The Russian media, likewise, has been relentless in its excoriation of the United States. Its media normally home in on Vladimir Putin. But since August, reported Buzzfeed’s Max Seddon, it has been all Ferguson, all the time. Russia Today was at the fracas last week, broadcasting live back into Russian homes. “The conflict in Ferguson isn’t a one-time event, but something profound,” the Russian state television anchor with Rossiya said. “Race relations, social inequality, a black ghetto – the fragile world that hardly held itself together through a belief in just a little bit of fairness, it seems, has finally collapsed.”
Russian talking heads urged support for African Americans. “Russia must support the protests of progressive African-Americans who are speaking out against the totalitarian regime in the U.S.,” Seddon quoted defense analyst Igor Korotchenko as saying.
Ferguson also provided the Egyptians a chance to pull a role reversal on the United States, mimicking the language the Obama administration used when protests erupted in Tahrir Square.
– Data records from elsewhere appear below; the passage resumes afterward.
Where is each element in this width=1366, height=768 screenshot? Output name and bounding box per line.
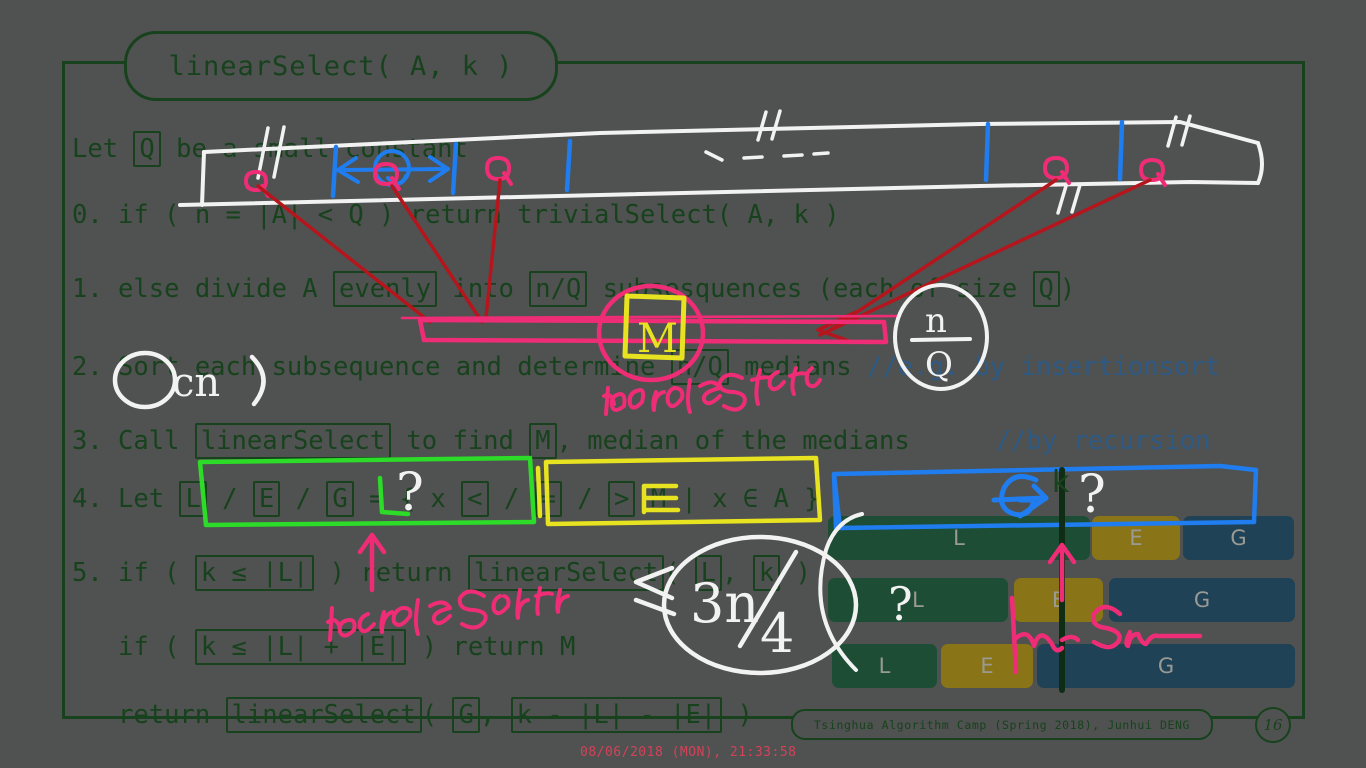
timestamp: 08/06/2018 (MON), 21:33:58 [580,745,797,760]
line7-box-expr: k - |L| - |E| [510,697,723,733]
line1-g: ) [1059,274,1076,304]
line5-a: 5. if ( [72,558,195,588]
line5-box-linearselect: linearSelect [467,555,665,591]
line-let-box-q: Q [133,131,161,167]
line4-box-gt: > [607,481,636,517]
line2-a: 2. Sort each subsequence and determine [72,352,671,382]
line5-i: ) [780,558,811,588]
line1-box-q: Q [1032,271,1060,307]
line5-c: ) return [314,558,468,588]
line4-box-g: G [326,481,354,517]
line1-a: 1. else divide A [72,274,333,304]
line2-box-nq: n/Q [670,349,729,385]
code-line-1: 1. else divide A evenly into n/Q subsesq… [72,252,1075,326]
line1-e: subsesquences (each of size [587,274,1033,304]
code-line-6: if ( k ≤ |L| + |E| ) return M [72,610,575,684]
line5-box-l: L [694,555,723,591]
line7-e: , [479,700,511,730]
line1-box-evenly: evenly [333,271,438,307]
line7-a: return [72,700,226,730]
line4-c: / [206,484,253,514]
bar-row-3-segment-l: L [832,644,937,688]
code-line-7: return linearSelect( G, k - |L| - |E| ) [72,678,753,752]
code-line-let: Let Q be a small constant [72,112,468,186]
line7-c: ( [421,700,453,730]
code-line-5: 5. if ( k ≤ |L| ) return linearSelect( L… [72,536,811,610]
line5-e: ( [664,558,695,588]
bar-row-1-segment-g: G [1183,516,1294,560]
page-number: 16 [1255,707,1291,743]
line4-box-l: L [179,481,207,517]
line7-box-g: G [452,697,480,733]
line4-e: / [280,484,327,514]
bar-row-3-segment-g: G [1037,644,1295,688]
line4-box-e: E [252,481,281,517]
page-title: linearSelect( A, k ) [124,31,558,101]
code-line-2: 2. Sort each subsequence and determine n… [72,330,1220,404]
bar-row-2-segment-e: E [1014,578,1103,622]
line4-g: = { x [353,484,462,514]
line-let-pre: Let [72,134,134,164]
line4-m: M | x ∈ A } [635,484,820,514]
line6-a: if ( [72,632,195,662]
line2-comment: //e.g. by insertionsort [866,352,1221,382]
line3-a: 3. Call [72,426,195,456]
line3-box-linearselect: linearSelect [194,423,392,459]
line3-e: , median of the medians [556,426,910,456]
code-line-4: 4. Let L / E / G = { x < / = / > M | x ∈… [72,462,820,536]
line7-g: ) [722,700,753,730]
bar-row-2-segment-l: L [828,578,1008,622]
line3-comment: //by recursion [995,426,1211,456]
bar-row-3-segment-e: E [941,644,1033,688]
line6-c: ) return M [406,632,576,662]
line6-box-cond: k ≤ |L| + |E| [194,629,407,665]
line4-k: / [561,484,608,514]
bar-row-1-segment-l: L [828,516,1090,560]
line3-box-m: M [529,423,557,459]
code-line-0: 0. if ( n = |A| < Q ) return trivialSele… [72,200,840,230]
line5-box-k: k [752,555,781,591]
bar-row-1-segment-e: E [1092,516,1180,560]
line3-c: to find [391,426,530,456]
line5-g: , [722,558,753,588]
line2-c: medians [728,352,867,382]
line4-box-lt: < [461,481,489,517]
line1-c: into [437,274,530,304]
line4-a: 4. Let [72,484,180,514]
line5-box-cond: k ≤ |L| [194,555,315,591]
slide-canvas: linearSelect( A, k ) Let Q be a small co… [0,0,1366,768]
line7-box-linearselect: linearSelect [225,697,422,733]
line1-box-nq: n/Q [529,271,588,307]
bar-row-2-segment-g: G [1109,578,1295,622]
line4-i: / [488,484,535,514]
footer-pill: Tsinghua Algorithm Camp (Spring 2018), J… [791,709,1213,740]
line-let-post: be a small constant [160,134,468,164]
line4-box-eq: = [534,481,562,517]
Calling for local police to exercise restraint over the unrest, Reuters reported the Egyptian Foreign Ministry added it was “closely following the escalation of protests” in Ferguson.
To Harvard’s Stephen Walt, the eruption of protest signals more than granting foreign powers an opportunity to give it back to the United States. It also demonstrates American hubris, highlighting the difficulty in “nation-building” elsewhere when things sometimes don’t work all that well here.
“Yet a little more than 10 years ago, U.S. foreign-policy elites from both political parties blithely assumed that the United States could topple governments in Iraq and Afghanistan and then quickly set up new institutions that would handle deep ethnic, sectarian, or tribal divisions in a just, equitable, and effective manner,” Walt wrote. “…What could they have been thinking?”